Kin, who runs his own company, Inclusive Innovations Ltd., began by talking about the general aims of most inventors and how they might protect their intellectual property rights – possibly by using a confidentiality agreement (NDA, CDA) or a patent, or both. Using a UK patent he filed on one of his own inventions – the iiCap – as a case study, he described in detail the process of putting together a patent application.
A patent consists of four sections: the abstract – a brief overview of the invention; the description – a full disclosure of the invention with examples; drawings – showing different variations where required; and the claims – the most important part of the patent which lists the inventive features of the product.
He showed his application and how he had written it. He had applied himself without using the services of a patent attorney. Once the official search had been carried out by the examiners at the UK Intellectual Property Office they sent their search report to Kin indicating the likelihood of his patent being granted. It did not look good. They had found several patents already in existence which implied that his invention was not new. The report also indicated that Kin’s description did not make clear the essential features of the invention, while there was a lack of consistency in the language used and some phrases like “a number” and “such as” were regarded as too vague. A patent is a legal documents and correct usage of language and structure is vital.
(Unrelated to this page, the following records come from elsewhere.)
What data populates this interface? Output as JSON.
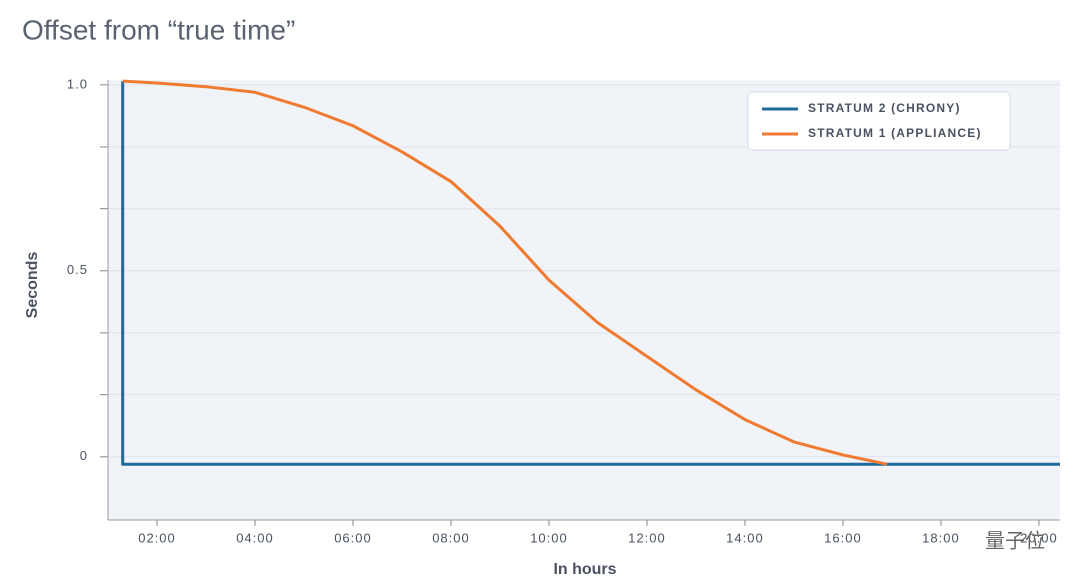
{
  "chart_data": {
    "type": "line",
    "title": "Offset from “true time”",
    "x_label": "In hours",
    "y_label": "Seconds",
    "xlim": [
      1,
      20.43
    ],
    "xticks": [
      {
        "value": 2,
        "label": "02:00"
      },
      {
        "value": 4,
        "label": "04:00"
      },
      {
        "value": 6,
        "label": "06:00"
      },
      {
        "value": 8,
        "label": "08:00"
      },
      {
        "value": 10,
        "label": "10:00"
      },
      {
        "value": 12,
        "label": "12:00"
      },
      {
        "value": 14,
        "label": "14:00"
      },
      {
        "value": 16,
        "label": "16:00"
      },
      {
        "value": 18,
        "label": "18:00"
      },
      {
        "value": 20,
        "label": "20:00"
      }
    ],
    "ylim": [
      -0.17,
      1.013
    ],
    "yticks": [
      0,
      0.5,
      {
        "value": 1,
        "label": "1.0"
      }
    ],
    "yminor": [
      0.167,
      0.333,
      0.667,
      0.833
    ],
    "grid": true,
    "legend": "upper right",
    "series": [
      {
        "name": "STRATUM 2 (CHRONY)",
        "color": "#1f6a9a",
        "x": [
          1.3,
          1.3,
          20.43
        ],
        "values": [
          1.01,
          -0.02,
          -0.02
        ]
      },
      {
        "name": "STRATUM 1 (APPLIANCE)",
        "color": "#f07a30",
        "x": [
          1.3,
          2,
          3,
          4,
          5,
          6,
          7,
          8,
          9,
          10,
          11,
          12,
          13,
          14,
          15,
          16,
          16.9
        ],
        "values": [
          1.01,
          1.005,
          0.995,
          0.98,
          0.94,
          0.89,
          0.82,
          0.74,
          0.62,
          0.475,
          0.36,
          0.27,
          0.18,
          0.1,
          0.04,
          0.005,
          -0.02
        ]
      }
    ],
    "watermark": "量子位"
  }
}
Kin felt that his chances of having the patent granted were rather small, but he took it to a patent attorney who felt that all was not lost. The attorney then responded to the examiner’s report on Kin’s behalf. He took each point which the examiner had made and argued in Kin’s favour. The patent was subsequently granted. Kin had also filed an international patent which had run into similar problems with the Chinese Patent Office. Their examiner initially indicated that the invention was not new – until the patent attorney responded in full and the patent was granted in China. He also had a UK trade mark registered to protect his logo.
So in Kin’s view, it is important not to be immediately put off if the initial search is negative, but to be realistic when viewing the prior art. It may be that your invention is not new. If things are looking good and you intend to patent internationally make sure that you select your territorial protection strategically. It may not be financially feasible to cover all the countries you would like. Where are your main markets?
As Kin’s experience showed, it is also vital to ensure that you get the right advice and guidance as he did when using his patent attorney.
Having gained his patents Kin then looked to ways of trying to raise funding for the product and publicise it. He appeared briefly on Dragons Den twice – the first time to promote the development of a reminder smart card to reduce the missed appointment rate, and the second time with the iiCap for Sports Relief. So far the only person to have appeared on Dragons' Den for two different products!
He realised that he needed a professional prototype and product and packaging design to get it to market. Very often it is through this that you learn of problems – perhaps difficulties with different materials, sizes etc. The iiClip, one of Kin’s subsequent inventions, is quite small and may look easy to produce, but in fact a lot of engineering was needed to bring it to fruition. In order to gain the necessary skills / facilities it is often a good idea to bring in business partners but he felt it was best to avoid joint intellectual property where possible.
He then described some of the other products which Inclusive Innovations is developing and concluded with two famous products which exemplify how long the process of developing a new product can take: It took Thomas Eddison two years and two thousand prototypes to develop his light bulb filament. Charles Goodyear stumbled on a method of vulcanising rubber nine years after starting work on the problem.